Really, if there is a problem of evil, it is why absolutely everyone
does not want to give up on their selfishness and follow God. Why do
they keep on doing evil and in particular why do atheists
absolutely, positively not want there to be a God? It's amazing!
But God has given us this world in which we can find out that there
really are people who want to continue to be selfish no matter what.
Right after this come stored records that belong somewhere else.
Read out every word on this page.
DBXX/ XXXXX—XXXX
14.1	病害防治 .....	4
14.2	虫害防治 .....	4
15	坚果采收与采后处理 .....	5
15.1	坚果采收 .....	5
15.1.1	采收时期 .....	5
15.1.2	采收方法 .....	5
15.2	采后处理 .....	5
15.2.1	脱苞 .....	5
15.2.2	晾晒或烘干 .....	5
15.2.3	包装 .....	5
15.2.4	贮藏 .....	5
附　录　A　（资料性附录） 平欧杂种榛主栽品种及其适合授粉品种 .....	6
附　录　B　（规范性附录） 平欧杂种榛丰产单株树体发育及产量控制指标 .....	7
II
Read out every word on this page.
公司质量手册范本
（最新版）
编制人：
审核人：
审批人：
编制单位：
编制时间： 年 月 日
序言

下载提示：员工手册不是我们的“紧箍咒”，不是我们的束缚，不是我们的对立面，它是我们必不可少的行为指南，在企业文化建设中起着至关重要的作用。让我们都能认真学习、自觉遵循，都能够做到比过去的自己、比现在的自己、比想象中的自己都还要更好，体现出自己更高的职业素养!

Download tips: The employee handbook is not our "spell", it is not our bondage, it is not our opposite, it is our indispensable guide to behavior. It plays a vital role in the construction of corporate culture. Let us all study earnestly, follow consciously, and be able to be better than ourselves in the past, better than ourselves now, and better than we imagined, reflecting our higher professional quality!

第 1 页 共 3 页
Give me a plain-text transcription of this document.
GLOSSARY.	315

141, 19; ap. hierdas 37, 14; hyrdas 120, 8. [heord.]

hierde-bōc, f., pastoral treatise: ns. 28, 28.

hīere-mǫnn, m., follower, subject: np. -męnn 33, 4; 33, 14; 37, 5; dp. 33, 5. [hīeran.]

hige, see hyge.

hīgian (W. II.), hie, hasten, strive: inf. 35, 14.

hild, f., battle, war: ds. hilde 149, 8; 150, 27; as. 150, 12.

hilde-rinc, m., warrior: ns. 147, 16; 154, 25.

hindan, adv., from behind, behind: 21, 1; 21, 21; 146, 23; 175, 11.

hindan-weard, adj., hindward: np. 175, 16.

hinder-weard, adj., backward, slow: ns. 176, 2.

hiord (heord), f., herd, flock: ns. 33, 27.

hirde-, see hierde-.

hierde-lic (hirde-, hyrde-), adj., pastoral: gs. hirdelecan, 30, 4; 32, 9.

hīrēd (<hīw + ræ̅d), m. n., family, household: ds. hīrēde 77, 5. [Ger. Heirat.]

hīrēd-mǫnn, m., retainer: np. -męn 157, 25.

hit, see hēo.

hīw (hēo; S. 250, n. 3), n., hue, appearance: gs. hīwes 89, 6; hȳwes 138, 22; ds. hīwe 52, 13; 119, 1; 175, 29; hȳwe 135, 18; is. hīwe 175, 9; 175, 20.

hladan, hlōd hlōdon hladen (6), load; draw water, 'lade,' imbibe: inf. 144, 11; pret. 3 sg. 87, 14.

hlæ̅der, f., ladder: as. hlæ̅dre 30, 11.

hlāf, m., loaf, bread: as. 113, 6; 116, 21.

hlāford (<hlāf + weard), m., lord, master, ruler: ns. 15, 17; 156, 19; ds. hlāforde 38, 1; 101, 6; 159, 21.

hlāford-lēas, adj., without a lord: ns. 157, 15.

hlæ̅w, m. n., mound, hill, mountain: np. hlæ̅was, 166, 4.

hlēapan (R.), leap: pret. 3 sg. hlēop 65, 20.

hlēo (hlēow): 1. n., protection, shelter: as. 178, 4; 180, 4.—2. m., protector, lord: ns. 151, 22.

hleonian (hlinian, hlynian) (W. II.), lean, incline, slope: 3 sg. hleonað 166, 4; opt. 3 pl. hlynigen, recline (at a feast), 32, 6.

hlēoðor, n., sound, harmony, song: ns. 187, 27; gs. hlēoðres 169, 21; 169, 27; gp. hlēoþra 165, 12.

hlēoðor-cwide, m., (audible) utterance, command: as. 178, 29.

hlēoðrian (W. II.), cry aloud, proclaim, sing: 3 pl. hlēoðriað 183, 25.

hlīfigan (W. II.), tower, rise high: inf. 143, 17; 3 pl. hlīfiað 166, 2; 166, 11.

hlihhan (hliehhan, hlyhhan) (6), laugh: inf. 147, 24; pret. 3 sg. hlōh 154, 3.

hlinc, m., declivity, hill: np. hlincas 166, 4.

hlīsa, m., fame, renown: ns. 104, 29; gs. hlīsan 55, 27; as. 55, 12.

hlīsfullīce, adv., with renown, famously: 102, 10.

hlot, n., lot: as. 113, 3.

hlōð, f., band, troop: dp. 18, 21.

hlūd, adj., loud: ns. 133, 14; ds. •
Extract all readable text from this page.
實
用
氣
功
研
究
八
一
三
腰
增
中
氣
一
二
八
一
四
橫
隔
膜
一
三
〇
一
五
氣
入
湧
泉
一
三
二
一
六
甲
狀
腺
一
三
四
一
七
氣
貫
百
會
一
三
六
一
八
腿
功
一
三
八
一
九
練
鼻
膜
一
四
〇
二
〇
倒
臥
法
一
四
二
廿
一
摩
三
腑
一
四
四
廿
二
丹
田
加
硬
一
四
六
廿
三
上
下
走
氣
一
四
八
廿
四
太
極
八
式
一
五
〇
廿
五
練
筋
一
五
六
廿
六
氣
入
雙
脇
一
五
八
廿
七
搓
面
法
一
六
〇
Now, with "THE PROBLEM OF EVIL" in mind, Dembski looks at how it
affects the interpretation of the Bible especially concerning young
Earth creationist ideas. Young Earth creationism insists that the
entire world was fairy-tale perfect before The Fall of Man. There
was no death among animals, there were no diseases and no natural
disasters. Animals should not have been eating each other and there
could not have been any evolution going on because with evolution
it is the survival of the fittest and the unfit end up dead. When
Adam and Eve eat the forbidden fruit it is then, and only then, and
not before, that death among people and animals starts. Yet Dembski
points out there is a lot of evidence that an awful lot of animals
did die long before Adam and Eve arrive on the scene. And of course
there is plenty of evidence for natural evil in the world before
Adam and Eve, what with the continents drifting around there have
been plenty of earthquakes, there have been meteors and comets
hitting the Earth, like the meteor that they say may have killed off
the dinosaurs and there have been many other disasters in the past
as well.
To solve this problem for young Earth creationists, Dembski proposes
in chapter 5 what philosophers and theoretical physicists call
"backward causation". In normal causation what happens now can only
affect the future, it does not affect the past so The Fall of Adam
and Eve then can only affect the future, not the past. With
backward causation however, what happens in the future affects now
and what happens now affects the past. In effect the past, present
and future have all been neatly coordinated by God. There is
physics that suggests this is happening but Dembski does not mention
it. Explaining this physics and the blockworld concept would really
help people take the idea seriously.
So, what Dembski has here, is a very academic presentation of the
idea of backward causation to account for death and evil before The
Fall. It contains many, many positions on the issue from many, many
academics. Oh, and it is NOT going to convince die-hard young Earth
creationists to accept death before The Fall and the evidence for a
old Earth because with young Earth creationists, logic and evidence
do not matter. The die-hard young Earth creationist is into young
Earth creationism so they can be proud of believing the Bible rather
than those godless heathen scientists.